- Born: 24 July 1934 Shenyang, Fengtian province, Manchukuo
- Died: 18 October 2018 (aged 84) Beijing, China
- Education: Beijing Medical College
- Scientific career
- Fields: Traditional Chinese medicine
- Institutions: China Academy of Chinese Medical Sciences

Chinese name
- Traditional Chinese: 李連達
- Simplified Chinese: 李连达

Standard Mandarin
- Hanyu Pinyin: Lǐ Liándá

= Li Lianda =

Chinese pharmacologist and paediatrician (1934–2018)

Li Lianda (李连达; 24 July 1934 – 18 October 2018) was a Chinese pharmacologist and paediatrician with the China Academy of Chinese Medical Sciences. He was an academician of the Chinese Academy of Engineering and served as Dean of the School of Pharmacy of Zhejiang University.

== Biography ==
Li was born on 24 July 1934 in Shenyang, Liaoning, China. After graduating from Beijing Medical College in 1956, he worked at Xiyuan Hospital, which is affiliated with the China Academy of Chinese Medical Sciences (CACMS), and practiced as a paediatrician for 18 years.

In 1974, Li began researching on the pharmacology of traditional Chinese medicine. He later served as Director of Basic Medical Research at Xiyuan Hospital, and chief scientist at the CACMS. His research on the scientific basis of the traditional Chinese medical concept of blood stasis won the National Science and Technology Progress Award, First Class. He also pioneered a new procedure to treat coronary artery disease using a combination of Chinese medicine and stem cells, which won the China Medical Society Science and Technology Award, First Class.

Li was elected an academician of the Chinese Academy of Engineering in 2003. From 2004 to 2009, he served as Dean of the School of Pharmacy of Zhejiang University in Hangzhou.

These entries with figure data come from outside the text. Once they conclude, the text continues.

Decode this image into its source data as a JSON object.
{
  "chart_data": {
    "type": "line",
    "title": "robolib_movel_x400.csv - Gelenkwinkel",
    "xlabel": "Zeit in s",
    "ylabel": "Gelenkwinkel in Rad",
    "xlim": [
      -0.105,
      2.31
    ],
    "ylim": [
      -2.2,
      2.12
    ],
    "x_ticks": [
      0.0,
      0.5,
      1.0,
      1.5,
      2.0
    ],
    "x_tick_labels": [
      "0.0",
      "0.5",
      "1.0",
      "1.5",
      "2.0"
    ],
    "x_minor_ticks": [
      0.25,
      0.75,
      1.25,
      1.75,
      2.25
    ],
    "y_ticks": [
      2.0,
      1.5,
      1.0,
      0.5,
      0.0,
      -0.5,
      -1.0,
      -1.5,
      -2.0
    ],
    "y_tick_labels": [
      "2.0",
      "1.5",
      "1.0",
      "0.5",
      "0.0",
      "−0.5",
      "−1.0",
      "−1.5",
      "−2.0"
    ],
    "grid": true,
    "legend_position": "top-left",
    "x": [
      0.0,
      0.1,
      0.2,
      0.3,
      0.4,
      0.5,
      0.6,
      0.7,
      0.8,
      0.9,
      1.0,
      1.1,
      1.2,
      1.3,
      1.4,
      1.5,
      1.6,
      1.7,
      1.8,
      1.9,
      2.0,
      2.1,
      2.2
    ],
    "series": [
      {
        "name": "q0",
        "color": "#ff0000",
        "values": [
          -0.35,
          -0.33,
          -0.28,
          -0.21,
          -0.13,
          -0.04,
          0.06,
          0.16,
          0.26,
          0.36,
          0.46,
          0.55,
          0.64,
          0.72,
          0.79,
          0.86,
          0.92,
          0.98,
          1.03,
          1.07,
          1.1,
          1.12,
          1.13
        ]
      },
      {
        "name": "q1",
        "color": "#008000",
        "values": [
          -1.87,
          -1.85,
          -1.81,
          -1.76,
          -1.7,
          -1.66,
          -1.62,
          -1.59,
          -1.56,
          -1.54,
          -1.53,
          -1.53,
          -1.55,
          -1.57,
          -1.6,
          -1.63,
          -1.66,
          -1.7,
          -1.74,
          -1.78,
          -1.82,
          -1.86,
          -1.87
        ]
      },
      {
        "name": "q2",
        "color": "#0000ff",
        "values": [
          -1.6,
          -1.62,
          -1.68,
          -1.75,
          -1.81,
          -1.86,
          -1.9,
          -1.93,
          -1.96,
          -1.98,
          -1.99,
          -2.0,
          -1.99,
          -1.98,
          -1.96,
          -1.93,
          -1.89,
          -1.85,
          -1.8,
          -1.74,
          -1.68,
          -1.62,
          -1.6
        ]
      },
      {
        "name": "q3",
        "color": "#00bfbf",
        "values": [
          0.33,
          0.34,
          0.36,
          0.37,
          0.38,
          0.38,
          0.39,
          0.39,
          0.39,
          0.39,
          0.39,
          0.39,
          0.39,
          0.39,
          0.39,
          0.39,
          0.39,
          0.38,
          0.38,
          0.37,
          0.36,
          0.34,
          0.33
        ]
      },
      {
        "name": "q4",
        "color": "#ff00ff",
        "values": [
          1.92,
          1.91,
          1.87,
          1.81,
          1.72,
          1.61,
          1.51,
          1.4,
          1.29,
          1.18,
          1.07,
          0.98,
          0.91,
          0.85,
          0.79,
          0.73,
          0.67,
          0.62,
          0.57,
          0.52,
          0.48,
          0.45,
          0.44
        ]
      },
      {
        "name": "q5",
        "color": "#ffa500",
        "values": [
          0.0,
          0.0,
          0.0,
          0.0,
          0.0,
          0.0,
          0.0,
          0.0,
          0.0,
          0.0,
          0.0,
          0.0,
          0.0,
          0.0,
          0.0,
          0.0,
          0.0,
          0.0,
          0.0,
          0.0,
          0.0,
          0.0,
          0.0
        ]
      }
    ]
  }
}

On 18 October 2018, Li died in Beijing at the age of 84.

== Controversies ==
In 2008, Li was implicated in an academic scandal at Zhejiang University. A postdoctoral researcher at the School of Pharmacy, He Haibo (贺海波), was found to have published 14 articles in international journals that used falsified or plagiarized data, and Li was listed as a co-author. He Haibo admitted wrongdoing and said that he had submitted the articles using Li's name without his permission. An investigation by the university cleared Li of wrongdoing, and He Haibo, by then an associate professor, was fired. Li took personal responsibility for his lax supervision of He, although he said that his busy schedule which required him to spend most of his time in Beijing and his lack of English proficiency impeded his ability to scrutinize He's articles that were written in English.

In 2009, Li was involved in a dispute with the Chinese pharmaceutical company Tasly when he claimed that a key product made by Tasly was unsafe. Tasly sued Li in 2013, alleging that Li's claim was baseless and was motivated by his financial and employment relations with Guangzhou Pharmaceutical, a direct competitor of Tasly. In September 2014, the Tianjin High People's Court ruled in favour of Tasly and ordered Li to issue an apology and pay Tasly 300,000 yuan in compensation.